U.S. Secretary of State Antony Blinken said Wednesday that he had ordered a full-scale review of the American withdrawal from Afghanistan in August as the U.S. ended its two-decade fight against terrorism there.
In a hastily arranged airlift, the U.S. and its allies evacuated more than 124,000 civilians, including Americans, Afghans and others, as the Taliban took swift control of the Kabul government while Afghan President Ashraf Ghani fled to exile in the United Arab Emirates.

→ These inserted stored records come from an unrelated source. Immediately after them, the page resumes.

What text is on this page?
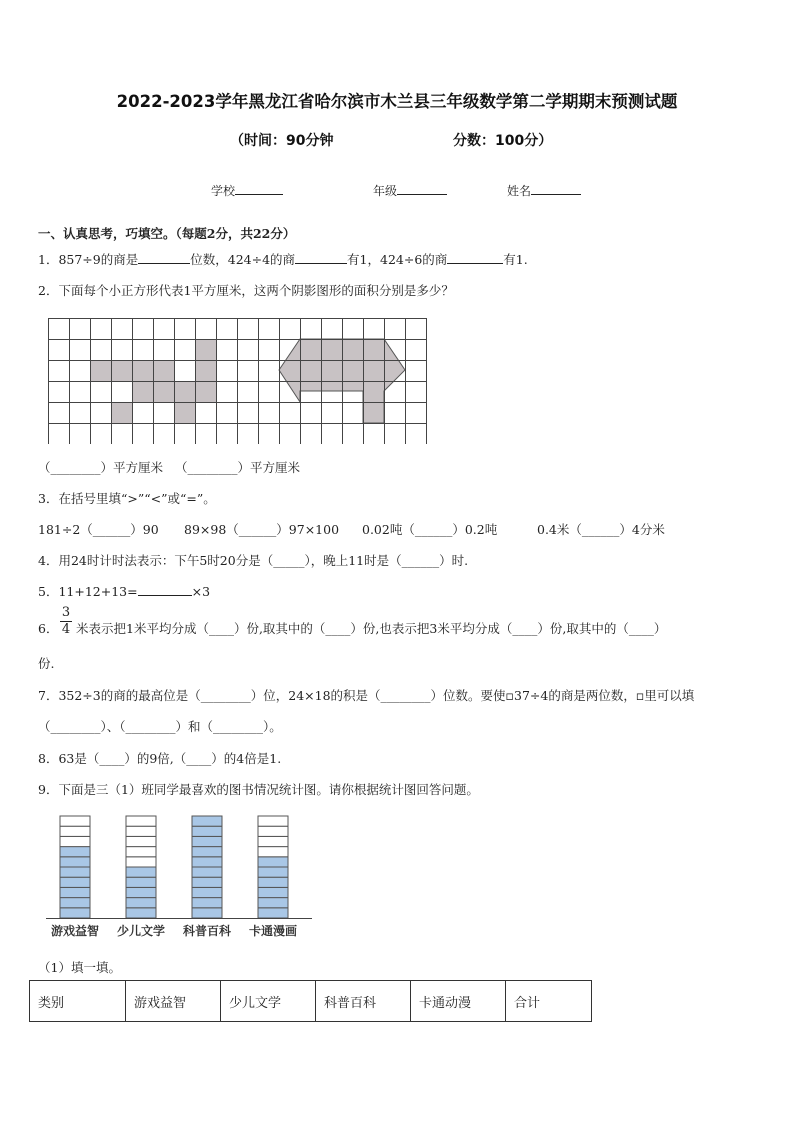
2022-2023学年黑龙江省哈尔滨市木兰县三年级数学第二学期期末预测试题
（时间：90分钟	分数：100分）
学校	年级	姓名
一、认真思考，巧填空。（每题2分，共22分）
1．857÷9的商是	位数，424÷4的商	有1，424÷6的商	有1.
2．下面每个小正方形代表1平方厘米，这两个阴影图形的面积分别是多少？
（________）平方厘米 （________）平方厘米
3．在括号里填“>”“<”或“=”。
181÷2（______）90 89×98（______）97×100 0.02吨（______）0.2吨	0.4米（______）4分米
4．用24时计时法表示：下午5时20分是（_____），晚上11时是（______）时.
5．11+12+13=	×3
6． $\frac{3}{4}$ 米表示把1米平均分成（____）份,取其中的（____）份,也表示把3米平均分成（____）份,取其中的（____）
份.
7．352÷3的商的最高位是（________）位，24×18的积是（________）位数。要使▫37÷4的商是两位数，▫里可以填
（________）、（________）和（________）。
8．63是（____）的9倍,（____）的4倍是1.
9．下面是三（1）班同学最喜欢的图书情况统计图。请你根据统计图回答问题。
游戏益智 少儿文学 科普百科 卡通漫画
（1）填一填。
类别	游戏益智	少儿文学	科普百科	卡通动漫	合计
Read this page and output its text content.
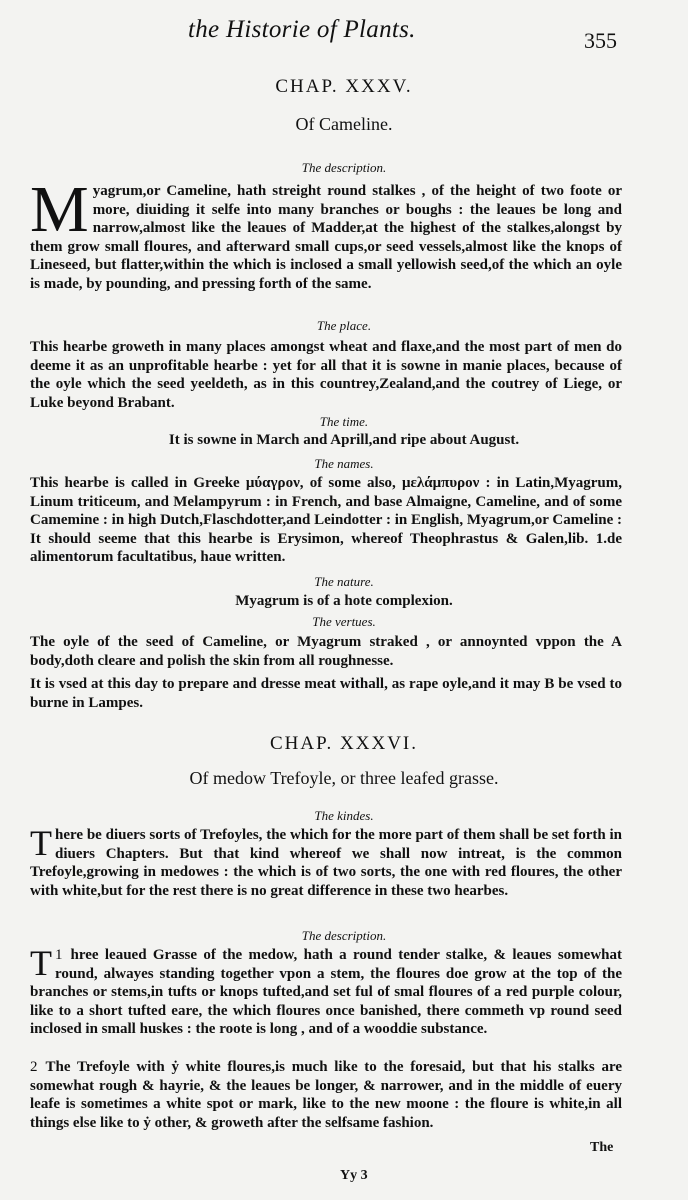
the Historie of Plants.	355
CHAP. XXXV.
Of Cameline.
The description.
Myagrum,or Cameline, hath streight round stalkes , of the height of two foote or more, diuiding it selfe into many branches or boughs : the leaues be long and narrow,almost like the leaues of Madder,at the highest of the stalkes,alongst by them grow small floures, and afterward small cups,or seed vessels,almost like the knops of Lineseed, but flatter,within the which is inclosed a small yellowish seed,of the which an oyle is made, by pounding, and pressing forth of the same.
The place.
This hearbe groweth in many places amongst wheat and flaxe,and the most part of men do deeme it as an unprofitable hearbe : yet for all that it is sowne in manie places, because of the oyle which the seed yeeldeth, as in this countrey,Zealand,and the coutrey of Liege, or Luke beyond Brabant.
The time.
It is sowne in March and Aprill,and ripe about August.
The names.
This hearbe is called in Greeke μύαγρον, of some also, μελάμπυρον : in Latin,Myagrum, Linum triticeum, and Melampyrum : in French, and base Almaigne, Cameline, and of some Camemine : in high Dutch,Flaschdotter,and Leindotter : in English, Myagrum,or Cameline : It should seeme that this hearbe is Erysimon, whereof Theophrastus & Galen,lib. 1.de alimentorum facultatibus, haue written.
The nature.
Myagrum is of a hote complexion.
The vertues.
The oyle of the seed of Cameline, or Myagrum straked , or annoynted vppon the A body,doth cleare and polish the skin from all roughnesse.
It is vsed at this day to prepare and dresse meat withall, as rape oyle,and it may B be vsed to burne in Lampes.
CHAP. XXXVI.
Of medow Trefoyle, or three leafed grasse.
The kindes.
There be diuers sorts of Trefoyles, the which for the more part of them shall be set forth in diuers Chapters. But that kind whereof we shall now intreat, is the common Trefoyle,growing in medowes : the which is of two sorts, the one with red floures, the other with white,but for the rest there is no great difference in these two hearbes.
The description.
1
T hree leaued Grasse of the medow, hath a round tender stalke, & leaues somewhat round, alwayes standing together vpon a stem, the floures doe grow at the top of the branches or stems,in tufts or knops tufted,and set ful of smal floures of a red purple colour, like to a short tufted eare, the which floures once banished, there commeth vp round seed inclosed in small huskes : the roote is long , and of a wooddie substance.
2 The Trefoyle with ẏ white floures,is much like to the foresaid, but that his stalks are somewhat rough & hayrie, & the leaues be longer, & narrower, and in the middle of euery leafe is sometimes a white spot or mark, like to the new moone : the floure is white,in all things else like to ẏ other, & groweth after the selfsame fashion.
The
Yy 3
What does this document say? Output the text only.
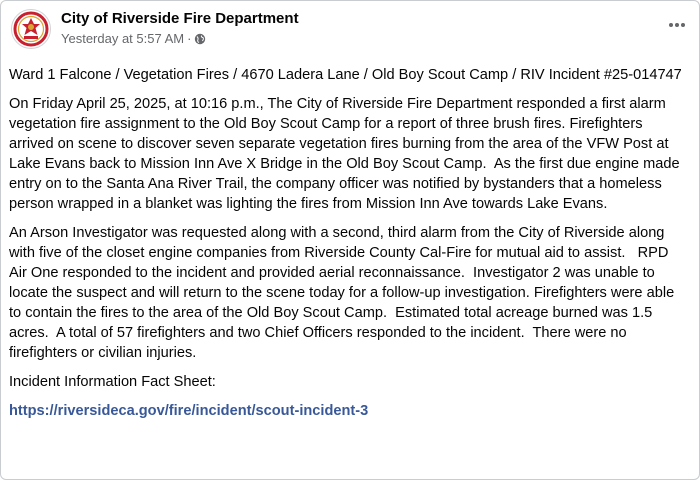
City of Riverside Fire Department
Yesterday at 5:57 AM ·

Ward 1 Falcone / Vegetation Fires / 4670 Ladera Lane / Old Boy Scout Camp / RIV Incident #25-014747

On Friday April 25, 2025, at 10:16 p.m., The City of Riverside Fire Department responded a first alarm vegetation fire assignment to the Old Boy Scout Camp for a report of three brush fires. Firefighters arrived on scene to discover seven separate vegetation fires burning from the area of the VFW Post at Lake Evans back to Mission Inn Ave X Bridge in the Old Boy Scout Camp.  As the first due engine made entry on to the Santa Ana River Trail, the company officer was notified by bystanders that a homeless person wrapped in a blanket was lighting the fires from Mission Inn Ave towards Lake Evans.

An Arson Investigator was requested along with a second, third alarm from the City of Riverside along with five of the closet engine companies from Riverside County Cal-Fire for mutual aid to assist.   RPD Air One responded to the incident and provided aerial reconnaissance.  Investigator 2 was unable to locate the suspect and will return to the scene today for a follow-up investigation. Firefighters were able to contain the fires to the area of the Old Boy Scout Camp.  Estimated total acreage burned was 1.5 acres.  A total of 57 firefighters and two Chief Officers responded to the incident.  There were no firefighters or civilian injuries.

Incident Information Fact Sheet:

https://riversideca.gov/fire/incident/scout-incident-3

But thousands of other Afghans linked to the U.S. occupation of their country were left behind as the evacuation ended, although some have managed to get out of the country in the last two months. During the evacuation from the Kabul airport, 13 American service members were killed in a bomb attack orchestrated by the Afghan offshoot of the Islamic State terrorist group.
Blinken, speaking at the Foreign Service Institute outside Washington to a group of lawmakers, diplomats and others, said, "I’ve ordered a series of internal reviews focused on our planning and execution for the evacuation and relocation effort in Afghanistan."

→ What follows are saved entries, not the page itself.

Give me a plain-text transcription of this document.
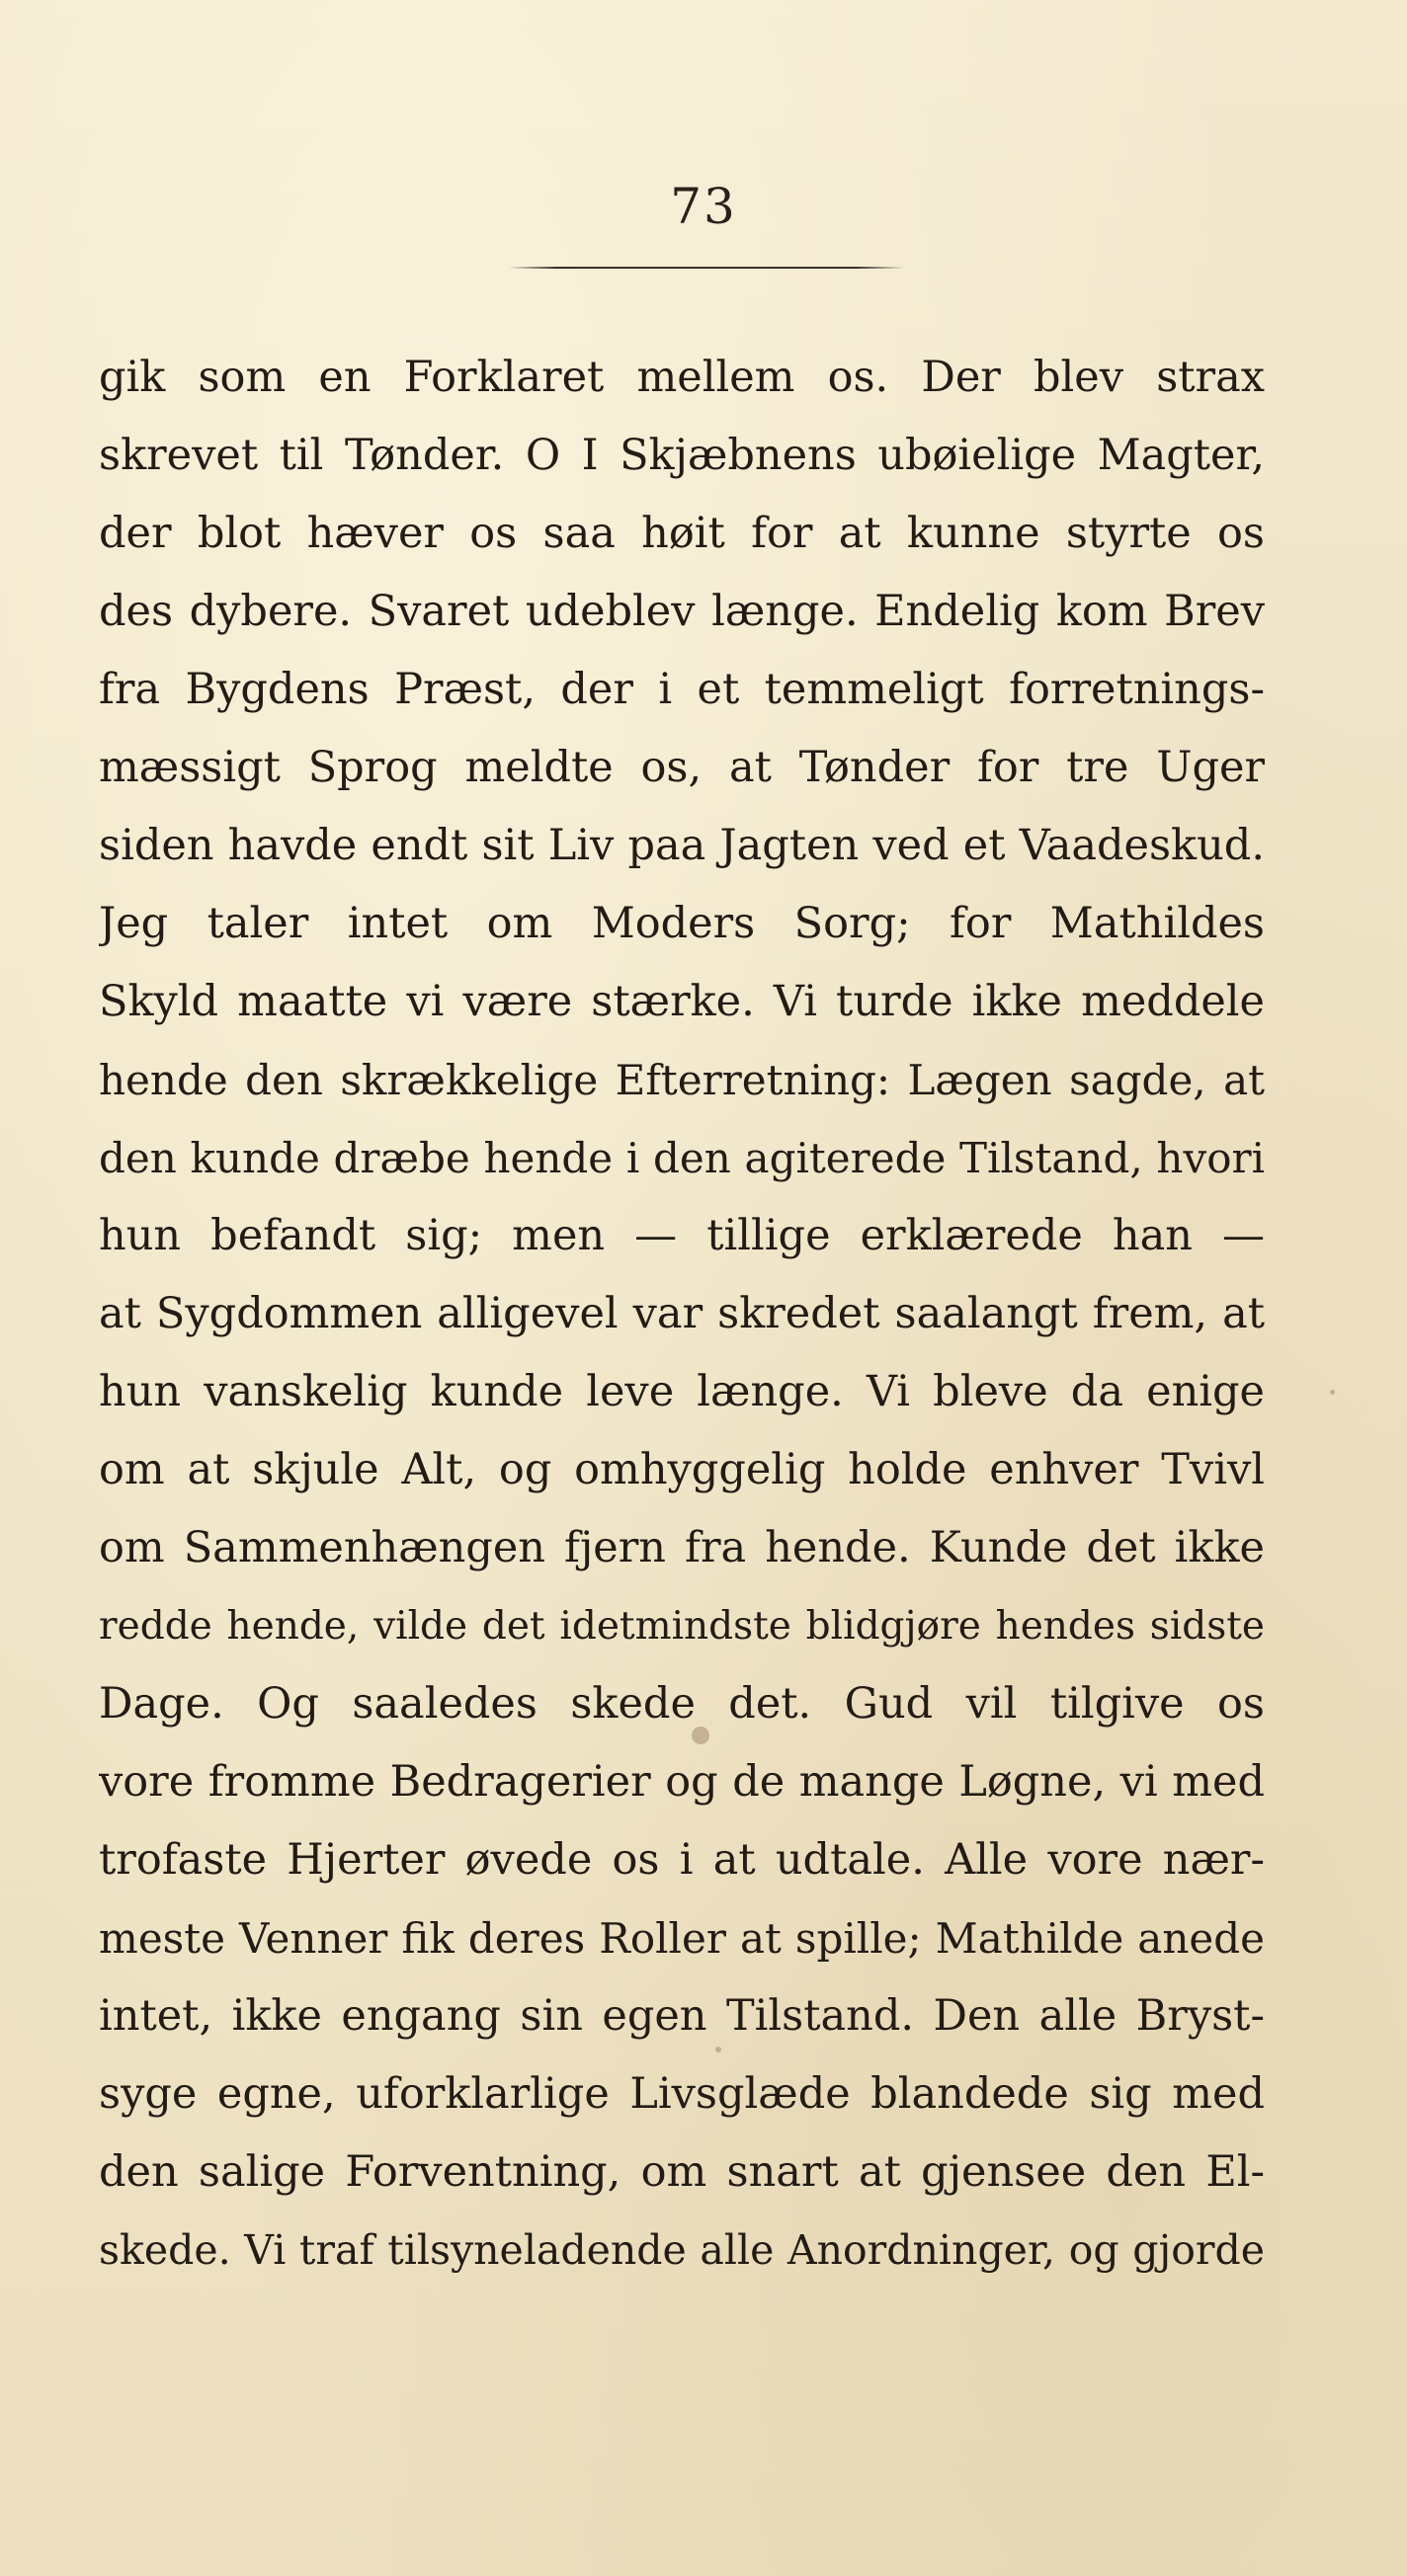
73
gik som en Forklaret mellem os. Der blev strax
skrevet til Tønder. O I Skjæbnens ubøielige Magter,
der blot hæver os saa høit for at kunne styrte os
des dybere. Svaret udeblev længe. Endelig kom Brev
fra Bygdens Præst, der i et temmeligt forretnings-
mæssigt Sprog meldte os, at Tønder for tre Uger
siden havde endt sit Liv paa Jagten ved et Vaadeskud.
Jeg taler intet om Moders Sorg; for Mathildes
Skyld maatte vi være stærke. Vi turde ikke meddele
hende den skrækkelige Efterretning: Lægen sagde, at
den kunde dræbe hende i den agiterede Tilstand, hvori
hun befandt sig; men — tillige erklærede han —
at Sygdommen alligevel var skredet saalangt frem, at
hun vanskelig kunde leve længe. Vi bleve da enige
om at skjule Alt, og omhyggelig holde enhver Tvivl
om Sammenhængen fjern fra hende. Kunde det ikke
redde hende, vilde det idetmindste blidgjøre hendes sidste
Dage. Og saaledes skede det. Gud vil tilgive os
vore fromme Bedragerier og de mange Løgne, vi med
trofaste Hjerter øvede os i at udtale. Alle vore nær-
meste Venner fik deres Roller at spille; Mathilde anede
intet, ikke engang sin egen Tilstand. Den alle Bryst-
syge egne, uforklarlige Livsglæde blandede sig med
den salige Forventning, om snart at gjensee den El-
skede. Vi traf tilsyneladende alle Anordninger, og gjorde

Blinken praised the State Department’s evacuation effort but said the agency needs to learn from it as well, in case the U.S. ever confronts a similar situation calling for a rapid withdrawal from a war zone.
"There are many things that now, looking back, we can and should ask: Could we have done things differently? Could we have taken that step differently? Should we have tried that idea first? Could we have gotten to that decision more quickly?" Blinken said.
The top U.S. diplomat did not spell out details of the review. But he said, “We owe it to ourselves, to our Afghan friends and partners, and to the future State Department employees who might find themselves facing a similar challenge one day to capture all that we learned, to study it, to apply it, to preserve it in a way that it enhances our future planning and helps us prepare better for future contingencies."
U.S. news outlets reported last week that the State Department's inspector general would review the end of diplomatic operations in Afghanistan, while also looking into the Special Immigrant Visa program, which allowed Afghans to be admitted to the U.S. as refugees, and their resettlement in the United States.